This was the first of the signs given by Jesus: it was given at Cana in Galilee. He let his glory be seen, and his disciples believed in him. (John 2:11)
Throughout this year of mercy, we will be hearing mainly from St Luke’s Gospel, but today, on the first “Green” Sunday, it is the Gospel of John which speaks to us. We shouldn’t be surprised - it is the first miracle of Jesus, and in many ways the beginning of his ministry. “He let his glory be seen” : it is not just the beginning of his ministry of teaching, but also the beginning of his revealing as the Word made flesh.
And like most of John’s Gospel this is a story which is deeply symbolic and laden with meaning.
Yet it is also a very human story, and a very human situation. It is a miracle, yes, but one which is almost secret, known to few, without drama or spectacle.

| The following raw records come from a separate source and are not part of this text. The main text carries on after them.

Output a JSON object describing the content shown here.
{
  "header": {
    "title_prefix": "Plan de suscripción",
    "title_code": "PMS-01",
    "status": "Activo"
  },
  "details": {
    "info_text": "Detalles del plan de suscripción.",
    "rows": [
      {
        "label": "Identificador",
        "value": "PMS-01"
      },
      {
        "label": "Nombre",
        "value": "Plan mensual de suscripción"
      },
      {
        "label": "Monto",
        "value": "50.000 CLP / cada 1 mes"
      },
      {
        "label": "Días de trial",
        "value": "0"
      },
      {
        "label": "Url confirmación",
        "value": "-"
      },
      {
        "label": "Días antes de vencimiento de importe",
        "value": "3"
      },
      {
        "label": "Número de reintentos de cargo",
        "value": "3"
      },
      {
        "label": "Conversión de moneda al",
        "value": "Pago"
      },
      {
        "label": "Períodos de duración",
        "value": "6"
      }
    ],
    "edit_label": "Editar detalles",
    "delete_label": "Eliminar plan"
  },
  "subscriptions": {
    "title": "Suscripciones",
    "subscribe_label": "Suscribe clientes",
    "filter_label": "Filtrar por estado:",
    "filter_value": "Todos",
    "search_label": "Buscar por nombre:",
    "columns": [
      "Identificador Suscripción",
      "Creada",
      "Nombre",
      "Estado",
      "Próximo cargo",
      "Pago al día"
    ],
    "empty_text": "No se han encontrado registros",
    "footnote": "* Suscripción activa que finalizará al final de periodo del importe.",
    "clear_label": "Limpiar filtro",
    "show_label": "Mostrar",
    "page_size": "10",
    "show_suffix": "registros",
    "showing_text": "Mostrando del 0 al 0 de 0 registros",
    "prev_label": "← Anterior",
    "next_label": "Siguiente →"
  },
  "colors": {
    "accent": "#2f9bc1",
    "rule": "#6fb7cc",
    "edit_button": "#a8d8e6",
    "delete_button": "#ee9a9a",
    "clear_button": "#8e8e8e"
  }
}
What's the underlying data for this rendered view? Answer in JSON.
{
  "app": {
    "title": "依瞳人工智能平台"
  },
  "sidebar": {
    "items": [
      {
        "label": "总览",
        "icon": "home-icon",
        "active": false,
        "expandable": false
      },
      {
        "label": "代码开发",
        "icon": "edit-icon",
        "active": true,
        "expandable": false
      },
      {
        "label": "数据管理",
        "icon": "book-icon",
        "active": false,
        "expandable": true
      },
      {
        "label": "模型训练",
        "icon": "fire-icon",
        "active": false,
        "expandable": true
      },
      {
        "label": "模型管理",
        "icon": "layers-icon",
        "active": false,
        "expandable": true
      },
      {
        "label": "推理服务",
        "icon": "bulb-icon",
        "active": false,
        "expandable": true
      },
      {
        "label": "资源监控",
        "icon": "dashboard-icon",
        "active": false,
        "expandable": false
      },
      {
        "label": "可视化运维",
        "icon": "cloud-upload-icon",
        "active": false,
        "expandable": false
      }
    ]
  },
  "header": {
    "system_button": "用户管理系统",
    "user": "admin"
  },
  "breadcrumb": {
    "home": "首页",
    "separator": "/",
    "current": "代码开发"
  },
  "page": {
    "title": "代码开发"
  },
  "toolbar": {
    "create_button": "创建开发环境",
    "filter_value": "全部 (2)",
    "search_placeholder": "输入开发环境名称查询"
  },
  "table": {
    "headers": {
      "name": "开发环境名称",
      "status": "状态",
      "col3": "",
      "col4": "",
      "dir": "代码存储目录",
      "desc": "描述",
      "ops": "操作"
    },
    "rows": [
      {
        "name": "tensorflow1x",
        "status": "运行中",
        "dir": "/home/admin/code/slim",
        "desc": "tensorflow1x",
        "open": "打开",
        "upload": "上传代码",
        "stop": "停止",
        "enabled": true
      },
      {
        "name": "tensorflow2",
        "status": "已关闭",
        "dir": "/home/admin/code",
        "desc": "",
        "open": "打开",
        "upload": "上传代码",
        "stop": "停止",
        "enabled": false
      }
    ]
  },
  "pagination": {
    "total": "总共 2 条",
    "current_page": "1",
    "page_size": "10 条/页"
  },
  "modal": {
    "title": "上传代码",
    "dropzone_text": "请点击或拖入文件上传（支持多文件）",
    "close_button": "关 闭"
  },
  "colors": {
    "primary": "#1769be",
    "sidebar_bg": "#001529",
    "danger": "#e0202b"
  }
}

Jesus is present, with friends and family, at a community celebration. Yet it is one in which something goes badly wrong - as we know things sometimes do. The conversation between the son and mother reveals a little tension, perhaps. She asks him to do something, and expects him to … Yet he protests. It is not unlike the story Jesus tell much later of the two sons: one promises to do what he is asked, yet neglects to, and the other refuses to do what he is told, yet thinks better of it, and later he does. And Jesus, like the second son in the story, complains, yet nevertheless does as his Mother bids. It seems, perhaps, that the Mother knows the Son better than he does himself. At heart, putting the quiet miracle aside for a moment, this is a tale familiar to any family. The young man Jesus appears to say “Oh Mum! … Why do I have to do everything?” There are no slamming doors … but we get the idea.
Yet there is a difference. Because a miracle, however quiet, however secret, however hidden, is performed. And to those who know this, his glory is revealed, and future generations will come to know this tale as one of the most familiar in Scripture.
And the tale lends itself to much spiritual interpretation.
It is the revelation of the divinity of the man Jesus, of the incarnation of the Word made flesh.
It provides an introduction to the sacraments - baptism, in which water becomes the gateway to salvation, replacing the ceremonies of the Jewish law; the mass, in which the wine becomes the precious blood of Christ; and of course marriage, in which man and woman become one flesh. It is an image of transformation, in which the ordinary becomes extraordinary - which can have so many echoes with our daily lives.
In laying before us a wedding feast, it symbolises also the Marriage Feast of the Lamb, the glory of Heaven.
And it is also a course an indication of the role of Our Lady, bringing our prayers before the feet of her son, she who knows him so well, loves him so much and places such faith in his mercy.
Yet for all this, perhaps the most striking feature of the story is not the fact that it reveals a typical depiction of a human, a family situation, nor that it is a miracle, nor that it lends itself to so many symbolic interpretations, but that it is all of these. Christ, the Son of God, the Word made flesh, shares the joys of a human family, parties with the people… As we travel through this Year of Mercy and hear mostly the words of St Luke’s Gospel we will hear of him healing the sick, caring for the poor, teaching the needy, feeding the hungry, sharing our sorrows, embracing their suffering - and it all begins with this great moment of Joy, and of Hope. A celebration - in which heaven and earth are united and embrace. A moment of mercy. An outpouring of love.